If we try to analyse the present situation and the mood of the masses in Pakistan, it is rather dim. Social and economic suffering has been exacerbated by the terrorist bloodshed of Islamic fundamentalists, imperialist aggression and plunder. The capitalist exploitation and coercion has never been so grave. The army and the judiciary, the political elite and the mullahs, the drug barons and the media bosses are knotted in an evil nexus in this orgy of loot and plunder. The only thing that exudes from the elite is a callous indifference and contempt for the masses. The MQM has been in power for more than two decades and Dr Qadri is no stranger to the establishment and an imposed political setup. There is a striking resemblance to what Karl Marx described about the 19th century French elite. He wrote: “The party of Order proved…that it neither knew how to rule nor how to serve; neither how to live nor how to die; neither how to suffer the republic nor how to overthrow it; neither how to uphold the Constitution nor how to throw it overboard.”
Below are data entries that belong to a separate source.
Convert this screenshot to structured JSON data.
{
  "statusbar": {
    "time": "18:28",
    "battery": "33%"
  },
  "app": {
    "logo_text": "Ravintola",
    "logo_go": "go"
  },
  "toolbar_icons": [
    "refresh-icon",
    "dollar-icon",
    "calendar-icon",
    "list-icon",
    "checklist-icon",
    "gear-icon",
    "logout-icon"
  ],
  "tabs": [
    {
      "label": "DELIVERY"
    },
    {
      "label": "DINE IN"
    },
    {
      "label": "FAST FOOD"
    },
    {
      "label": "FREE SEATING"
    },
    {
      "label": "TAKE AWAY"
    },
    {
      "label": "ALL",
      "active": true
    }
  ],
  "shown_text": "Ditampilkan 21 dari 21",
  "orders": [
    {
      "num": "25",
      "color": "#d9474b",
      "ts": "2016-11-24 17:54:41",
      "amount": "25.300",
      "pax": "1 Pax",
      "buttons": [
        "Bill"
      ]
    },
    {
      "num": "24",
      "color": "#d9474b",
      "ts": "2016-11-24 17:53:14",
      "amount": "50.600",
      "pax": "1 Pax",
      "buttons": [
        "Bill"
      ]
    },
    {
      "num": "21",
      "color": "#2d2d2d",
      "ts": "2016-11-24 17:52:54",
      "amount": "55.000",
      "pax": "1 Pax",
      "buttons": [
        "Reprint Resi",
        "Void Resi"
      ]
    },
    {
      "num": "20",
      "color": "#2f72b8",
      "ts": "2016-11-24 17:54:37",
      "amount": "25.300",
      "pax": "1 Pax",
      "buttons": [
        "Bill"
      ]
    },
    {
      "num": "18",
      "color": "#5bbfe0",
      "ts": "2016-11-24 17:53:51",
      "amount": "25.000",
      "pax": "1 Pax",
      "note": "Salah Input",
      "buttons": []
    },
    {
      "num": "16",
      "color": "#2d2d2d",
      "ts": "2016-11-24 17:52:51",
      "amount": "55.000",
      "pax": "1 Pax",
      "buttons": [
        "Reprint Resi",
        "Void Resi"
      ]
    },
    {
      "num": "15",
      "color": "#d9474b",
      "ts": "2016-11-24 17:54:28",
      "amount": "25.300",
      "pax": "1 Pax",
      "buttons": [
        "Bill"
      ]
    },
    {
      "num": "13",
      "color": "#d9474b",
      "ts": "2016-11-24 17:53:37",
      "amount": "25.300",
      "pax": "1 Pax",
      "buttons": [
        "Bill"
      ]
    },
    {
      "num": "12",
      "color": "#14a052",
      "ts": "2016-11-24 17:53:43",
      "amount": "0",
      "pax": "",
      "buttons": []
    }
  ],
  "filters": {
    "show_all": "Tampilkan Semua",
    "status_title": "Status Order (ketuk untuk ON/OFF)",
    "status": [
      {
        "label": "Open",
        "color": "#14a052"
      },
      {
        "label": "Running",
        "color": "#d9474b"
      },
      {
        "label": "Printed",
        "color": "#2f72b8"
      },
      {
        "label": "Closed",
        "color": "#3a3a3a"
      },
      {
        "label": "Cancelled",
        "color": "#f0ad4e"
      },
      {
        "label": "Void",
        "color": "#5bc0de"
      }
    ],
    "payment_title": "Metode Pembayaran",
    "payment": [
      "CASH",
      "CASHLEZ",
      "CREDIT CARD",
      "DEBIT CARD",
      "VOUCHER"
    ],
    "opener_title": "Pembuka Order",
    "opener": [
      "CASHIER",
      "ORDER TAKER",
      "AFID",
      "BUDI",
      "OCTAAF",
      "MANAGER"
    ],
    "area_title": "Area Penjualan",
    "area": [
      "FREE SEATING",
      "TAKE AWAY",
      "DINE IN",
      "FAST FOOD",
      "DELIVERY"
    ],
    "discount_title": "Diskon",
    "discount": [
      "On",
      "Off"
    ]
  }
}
However, one is perplexed by the Maulana’s contradictory and distractive programme. The crux of it is ‘change but no change’. He is an ardent supporter of capitalism — the real cause of this misery and deprivation. These charlatans evade the reality expressed in Lenin’s dictum: “Politics is but concentrated economics.” Dr Qadri accentuates politics but not economics, form and not content, effect and not the cause, mythology and not the reality. He talks about the abolition of feudalism but not a word about the overthrow of capitalism, when in reality there are only remnants of feudalism in Pakistan, and even in the remotest areas of the country there is a crushing domination of capitalist relations. Other rightwing politicians are also sloganeering revolution when it is these preposterously rich parasites that the revolution will target and expropriate.
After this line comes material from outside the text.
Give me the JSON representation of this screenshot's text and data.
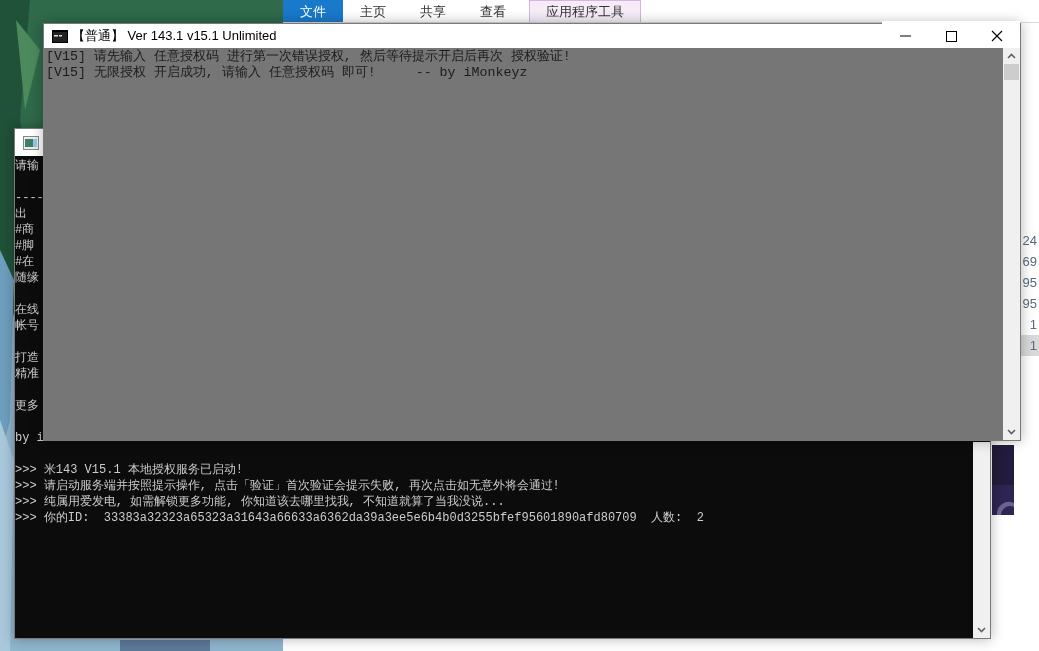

It is a universal law that in periods of stagnation, all kinds of rabble-rousers and peculiar phenomena keep on appearing suddenly and then rapidly vanishing into oblivion before a revolution of the workers and the oppressed masses breaks out. But Dr Qadri and such reactionary characters are actually nurtured and created to confuse the masses and subvert revolutions. The petit bourgeoisie with its erratic, whimsical and impatient temperament, rushes to flock around such chicanery. But soon its delusions evaporate. Dr Qadri has no intention, policies, programme and strategy to change. But the crisis is worsening with the convulsive downward spiral of capitalism. Change has to come. It is a question of life and death for the teeming millions doomed by this cruel system into a living hell. They are yearning for an end to this pain and agony. Their time is not far off. The proletariat will transform from a class-in-itself to a class-for-itself. And once that takes place it will realise its power and move as a class with its gigantic strength into the arena of history to change its course. Only then the system will be changed, but only by overthrowing it.